When I sum up all relative abundances I end up with 150-180% which is strangem too.
Please help me interpret my results!
Thank you!
Stef

Hi Stef,
For fecal samples, it is a quite high value, is it possible that the sample contains contaminants like human sequences?
About the >100% sum, the UNKNOWN value is referred to the sum of the relative abundances at one clade level, so if you sum up all the species’ relative abundance and add the UNKNOWN value you’ll get 100%.

I have removed human reads before running metaphlan3 (which were 4% as the highest in one sample). So that should not be it. And why two rows with ‘UNKNOWN’ one being zero and the other above 80%? Could you please take a look at the output I posted?
I very much appreciate your help interpreting the results!
/Stef

That’s pretty strange, can you upload here all the bowtie2out files MetaPhlAn generated?

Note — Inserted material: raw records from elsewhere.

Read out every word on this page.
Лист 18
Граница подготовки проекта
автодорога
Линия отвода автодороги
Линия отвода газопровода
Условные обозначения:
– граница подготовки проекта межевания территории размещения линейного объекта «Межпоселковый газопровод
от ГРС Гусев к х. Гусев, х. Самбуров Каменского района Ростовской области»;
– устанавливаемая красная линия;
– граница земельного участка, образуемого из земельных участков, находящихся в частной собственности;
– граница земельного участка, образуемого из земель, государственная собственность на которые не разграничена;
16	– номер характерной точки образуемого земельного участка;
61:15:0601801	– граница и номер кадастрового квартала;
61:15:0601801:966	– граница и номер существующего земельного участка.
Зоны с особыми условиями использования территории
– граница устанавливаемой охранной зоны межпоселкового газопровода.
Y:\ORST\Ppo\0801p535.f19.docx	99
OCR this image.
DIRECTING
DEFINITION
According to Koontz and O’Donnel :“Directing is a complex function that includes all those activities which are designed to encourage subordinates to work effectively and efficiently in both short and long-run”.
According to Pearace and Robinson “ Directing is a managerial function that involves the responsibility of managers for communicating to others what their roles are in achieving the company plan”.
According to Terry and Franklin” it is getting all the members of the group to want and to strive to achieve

PB.39.fastq.bowtie2out.txt (801.0 KB) PB.41.fastq.bowtie2out.txt (1.3 MB) PB.42.fastq.bowtie2out.txt (3.7 MB)
Here are the bowtie2 output files of three samples.
Thank you so much for helping!
/Stef

Hi Stef,
I cannot reproduce the same behaviour (two UNKNOWN rows) after merging the three outputs. Which version of MetaPhlAn are you using?

merged.txt (23.3 KB)

Metaphlan3
I have more sample (70) so the problem could be somewhere else? How can I identify a potentially problematic sample?

Still, the unknown should not be above 80% since it is fecal samples after removal of host reads.

I identified the issue! The second row of UNKNOWN came from the negative control. It was 100 there and 0 for all samples. When merging all samples without the NC it looks fine.
But I am still VERY worried about the UNKNOWN in my samples being above 80%!

Hi again,
Do you have any suggestions on how I can increase the mapping to reduce the % UNKNOWN read?

I’ll resolve this issue, it seems that the string printed when no output is available and the one for the unknown estimation are slightly different.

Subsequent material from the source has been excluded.